1 Samuela 2:3
Nie mówcie więcej tak bardzo dumnie,
niech arogancja nie wychodzi z waszych ust;
bo Pan jest Bogiem wiedzy
i przez niego ważone są czyny.
bwp:
Nie wypowiadajcie zatem tylu słów wyniosłych,
niech pycha ust wam nie otwiera.
Bo Jahwe - to Bóg, który wie wszystko,
On zbada wszystkie nasze czyny.
bw:
Nie mówcie ustawicznie wyniośle,
Niech nie wychodzi zuchwalstwo z ust waszych,
Gdyż Pan jest Bogiem, który wszystko wie,
Bogiem, który waży uczynki.
Współczesne społeczeństwo jest pełne przykładów tego, jak wygląda świętowanie asertywności, ludzkich osiągnięć i zaabsorbowania „ja/mnie/moje”, które w naszych czasach nie zwraca uwagi na Boga. Zakłada się, że On nie widzi; a jeśli widzi, to nie ma nic przeciwko temu.
Jako wierzący nie jesteśmy odporni na żadną z tych rzeczy, ponieważ z natury nasze serca uwielbiają zakładać, że sami jesteśmy źródłem wszelkiej wiedzy - że wiemy najlepiej, jak powinniśmy myśleć.
Skłonność do samowystarczalności i pychy prowadzi niektórych do bagatelizowania, a nawet zaprzeczania elementom biblijnej prawdy w ich nauczaniu i myśleniu. W dzisiejszym kościele takimi elementami są z pewnością Boży sąd i sprawiedliwość.

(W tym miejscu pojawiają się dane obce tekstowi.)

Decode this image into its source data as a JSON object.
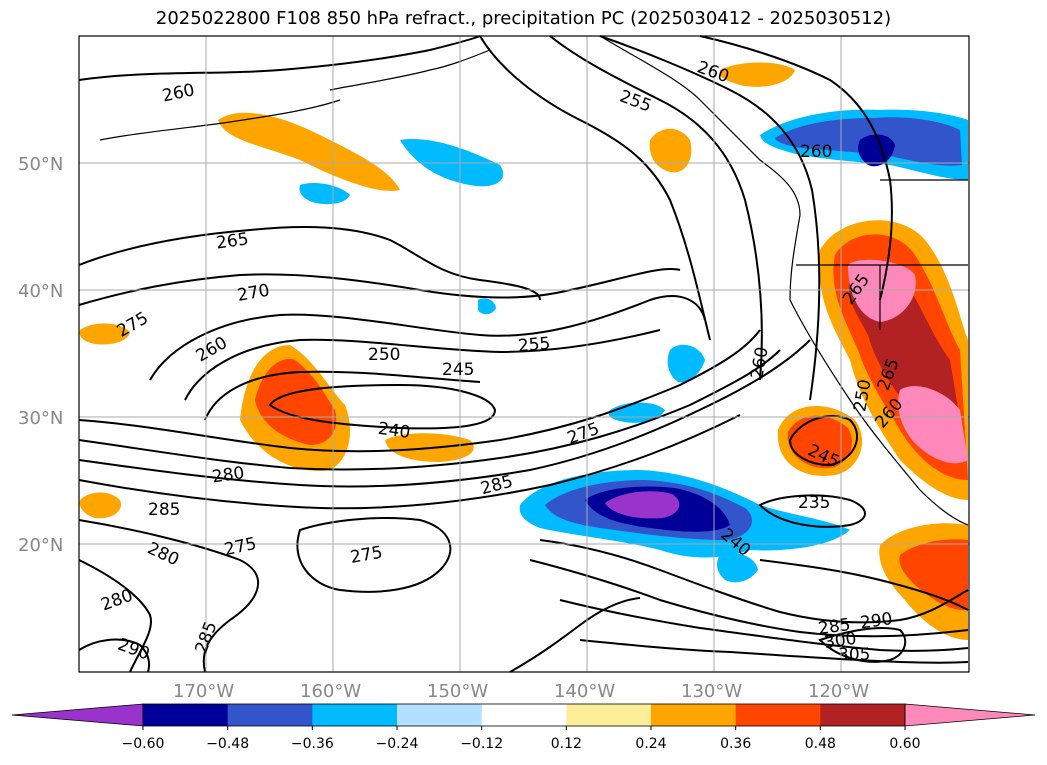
{
  "title": "2025022800 F108 850 hPa refract., precipitation PC (2025030412 - 2025030512)",
  "lat_labels": [
    "20°N",
    "30°N",
    "40°N",
    "50°N"
  ],
  "lon_labels": [
    "170°W",
    "160°W",
    "150°W",
    "140°W",
    "130°W",
    "120°W"
  ],
  "contour_labels": [
    "260",
    "265",
    "270",
    "275",
    "260",
    "250",
    "245",
    "240",
    "280",
    "285",
    "280",
    "275",
    "280",
    "290",
    "285",
    "255",
    "260",
    "255",
    "275",
    "285",
    "260",
    "235",
    "240",
    "245",
    "250",
    "265",
    "260",
    "285",
    "300",
    "305",
    "290",
    "275",
    "265",
    "260"
  ],
  "colorbar": {
    "colors": [
      "#9933cc",
      "#000099",
      "#3355cc",
      "#00bbff",
      "#b3e0ff",
      "#ffffff",
      "#ffee99",
      "#ffa500",
      "#ff4500",
      "#b22222",
      "#ff88bb"
    ],
    "tick_labels": [
      "−0.60",
      "−0.48",
      "−0.36",
      "−0.24",
      "−0.12",
      "0.12",
      "0.24",
      "0.36",
      "0.48",
      "0.60"
    ]
  }
}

Nie jest łatwo o nich słuchać lub je głosić, ale są one kluczowe dla prawdy biblijnej. Paweł pisze, że Bóg będzie sądził „tajemnice ludzkie przez Chrystusa Jezusa” (Rz 2:16). Nie możemy niczego przed Nim ukryć, choć kusi nas, by wierzyć, że możemy. On zna nasze serca i przez tego Pana wiedzy „ważone [badane] są czyny”.
W Księdze Daniela 5 widzimy, jak babiloński król Belszazzar odkrył głupotę arogancji, która sprawiła, że wywyższył się ponad Boga wiedzy. W środku wielkiej uczty, podczas której świętował, używając naczyń do picia, które zostały skradzione ze świątyni Pana, ręka została wysłana sprzed oblicza Boga, pojawiając się na ścianie i pisząc słowa sądu - a Belszazzar został zredukowany do trzęsącej się masy.
Daniel zinterpretował przesłanie, mówiąc: „Bóg Najwyższy rządzi królestwem ludzkości i ustanawia nad nim, kogo chce. A ty, jego synu, Belszazzarze, nie ukorzyłeś swego serca, choć o tym wszystkim wiedziałeś, lecz wyniosłeś się przeciwko Panu niebios (...) I chwaliłeś bogów ze srebra i złota, z brązu, żelaza, drewna i kamienia, którzy nie widzą, nie słyszą i nie nic wiedzą, ale Boga, w którego ręku jest twój oddech i którego są wszystkie twoje drogi, nie uczciłeś” (Daniela 5:21-23).
Ostatecznie Belszazzar „został zważony na wadze i uznany za niewystarczającego” (w. 27) i „tej samej nocy” został „zabity” (w. 30). Myślał, że wie najlepiej. Nie wiedział.
Głupotą jest wyobrażać sobie, że Bóg nie widzi, nie wie i nie będzie działał. On wie o nas wszystko i rozważa nasze czyny.
Anna to wiedziała, a Belshazzar odkrył zbyt późno: wywyższanie się prowadzi do sądu; ale pokora przed Panem jest drogą do życia.
Bądź więc ostrożny, by z pychą nie deklarować, że chcesz, by w tej czy innej dziedzinie wszystko działo się po twojemu - ponieważ tym samym możesz odrzucać panowania Jezusa nad tym aspektem twojego życia.
Uważaj, aby nie żyć tak, jakby Bóg o tym nie wiedział, a tym samym powstrzymywać się od pokornej skruchy. Zamiast tego uniż się przed Panem, wyznając Mu to, co On już wie i prosząc o przebaczenie za dumne myśli lub samolubne działania. Jak pisze Jakub „Uniżcie się przed Panem, a wywyższy was.” (Jk 4:10).